Comédie dramatique d’Olivier Nakache et Éric Toledano, avec Vincent Cassel, Reda Kateb, Hélène Vincent et Alban Ivanov.

Bruno et Malik dirigent chacun, depuis près de vingt ans, deux associations (La Voix des justes pour le premier, L’Escale pour le second) où ils encadrent des enfants, adolescents et quelques adultes atteints d’autisme, ce « trouble envahissant du développement ». Bruno s’affranchit parfois de règles déontologiques trop lourdes pour être efficace sur le terrain. L’inspection générale des Affaires Sociales vient contrôler ses activités éloignées de leurs critères pour lui accorder un agrément officiel. Bruno va-t-il devoir arrêter et laisser des centaines de personnes dans le besoin sur le carreau ?

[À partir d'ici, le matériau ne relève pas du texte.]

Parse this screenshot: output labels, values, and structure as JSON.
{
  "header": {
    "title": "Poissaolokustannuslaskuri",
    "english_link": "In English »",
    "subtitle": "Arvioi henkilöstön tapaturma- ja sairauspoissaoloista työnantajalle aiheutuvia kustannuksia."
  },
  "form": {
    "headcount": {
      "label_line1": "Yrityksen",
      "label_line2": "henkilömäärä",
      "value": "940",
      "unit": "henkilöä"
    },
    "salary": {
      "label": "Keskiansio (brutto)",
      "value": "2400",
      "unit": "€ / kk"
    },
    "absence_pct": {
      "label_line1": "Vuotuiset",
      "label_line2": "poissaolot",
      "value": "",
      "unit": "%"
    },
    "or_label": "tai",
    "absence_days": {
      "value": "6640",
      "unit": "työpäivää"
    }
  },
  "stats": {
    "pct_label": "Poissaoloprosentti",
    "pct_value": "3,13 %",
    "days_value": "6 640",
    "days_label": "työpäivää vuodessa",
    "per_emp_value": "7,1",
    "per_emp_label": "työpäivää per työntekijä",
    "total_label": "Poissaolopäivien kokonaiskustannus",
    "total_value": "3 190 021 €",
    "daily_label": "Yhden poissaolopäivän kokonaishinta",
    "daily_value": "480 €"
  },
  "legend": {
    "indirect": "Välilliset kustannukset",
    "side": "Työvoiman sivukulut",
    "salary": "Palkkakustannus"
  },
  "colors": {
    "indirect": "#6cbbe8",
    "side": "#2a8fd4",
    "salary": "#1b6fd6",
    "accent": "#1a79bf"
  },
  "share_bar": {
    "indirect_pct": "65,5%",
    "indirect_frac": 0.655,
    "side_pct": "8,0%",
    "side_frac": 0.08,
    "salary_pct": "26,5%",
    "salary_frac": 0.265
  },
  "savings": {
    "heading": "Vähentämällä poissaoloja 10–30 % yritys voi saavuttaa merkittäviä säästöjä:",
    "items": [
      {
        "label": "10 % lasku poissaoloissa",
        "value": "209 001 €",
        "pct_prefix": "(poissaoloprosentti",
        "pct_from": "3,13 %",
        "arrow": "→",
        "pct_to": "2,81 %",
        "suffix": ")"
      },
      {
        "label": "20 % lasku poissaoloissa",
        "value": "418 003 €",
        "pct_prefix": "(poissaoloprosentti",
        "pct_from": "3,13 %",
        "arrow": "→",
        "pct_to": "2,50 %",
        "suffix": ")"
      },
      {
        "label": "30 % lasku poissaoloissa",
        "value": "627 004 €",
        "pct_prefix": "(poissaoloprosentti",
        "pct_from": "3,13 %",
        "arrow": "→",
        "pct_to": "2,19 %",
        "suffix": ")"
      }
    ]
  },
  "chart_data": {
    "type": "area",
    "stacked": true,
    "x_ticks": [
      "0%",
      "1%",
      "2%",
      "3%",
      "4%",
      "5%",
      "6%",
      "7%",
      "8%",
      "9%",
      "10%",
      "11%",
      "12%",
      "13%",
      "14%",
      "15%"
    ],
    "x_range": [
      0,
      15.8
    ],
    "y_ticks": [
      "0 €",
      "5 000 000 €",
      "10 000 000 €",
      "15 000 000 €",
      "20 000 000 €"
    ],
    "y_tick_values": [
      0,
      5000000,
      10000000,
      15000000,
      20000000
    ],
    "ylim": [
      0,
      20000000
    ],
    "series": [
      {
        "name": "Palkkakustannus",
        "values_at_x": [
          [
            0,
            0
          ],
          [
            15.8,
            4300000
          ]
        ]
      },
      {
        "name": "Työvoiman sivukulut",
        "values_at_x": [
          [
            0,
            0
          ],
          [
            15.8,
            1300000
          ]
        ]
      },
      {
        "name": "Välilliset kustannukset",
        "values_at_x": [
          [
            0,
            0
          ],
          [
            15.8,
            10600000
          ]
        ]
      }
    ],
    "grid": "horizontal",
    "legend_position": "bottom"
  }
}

Depuis 1994 déjà, Éric Toledano et Olivier Nakache sont proches du Silence des justes et du Relais Île-de-France et de leurs dirigeants respectifs qui ont inspiré les personnages de Vincent Cassel et Reda Kateb. Après des années de réflexion, ils se sont sentis mûrs pour évoquer ce noble sujet.

Un dévouement total

Avec discrétion et retenue, les deux acteurs prêtent vie à ces accompagnateurs qui aident des exclus à faire partie intégrante de la société, au maximum de leurs capacités. Ils essaient de leur trouver un travail et de les faire devenir autonomes, avec un dévouement total. Ils permettent ainsi à des familles désemparées de ne pas être totalement abandonnées, alors qu’elles sont souvent encouragées à les placer dans des structures plus proches du mouroir que d’un lieu d’accueil digne de ce nom. Autres oubliés de la société, ces jeunes des quartiers difficiles à qui des emplois d’encadrants sont offerts. Ils ont une chance de s’intégrer eux aussi, à condition de dépasser leurs préjugés et de surmonter les difficultés de leur fonction. Le nouveau venu dans l’équipe d’encadrement, Dylan, est heurté par l’affection que ces jeunes peuvent déployer et la violence qui peut surgir parfois involontairement.

Humaniste et optimiste

Une pointe d’humour s’invite jusque dans des incidents plutôt dédramatisés, comme la fugue de Valentin, contraint de porter un casque car il se tape régulièrement la tête contre les murs ou des vitres et autres fenêtres, ou les actions de l’adorable Joseph, qui ne peut s’empêcher de tirer le signal d’alarme dans les transports en commun. Sa mère, jouée par Hélène Vincent, est une femme éprouvée par la vie, émouvante lorsqu’elle évoque ses inquiétudes sur l’avenir de son fils lorsqu’elle ne sera plus là. Nakache et Toledano nous font entrer sans détour dans le monde méconnu d’une frange négligée de la population. Il ne s’agit pas de grand cinéma certes, malgré une sélection officielle à Cannes, mais d’une leçon de vie humaniste et optimiste, portée avec sincérité par deux auteurs qui aiment filmer la solidarité sous toutes ses formes, comme déjà avec « Intouchables », que personne n’a oublié.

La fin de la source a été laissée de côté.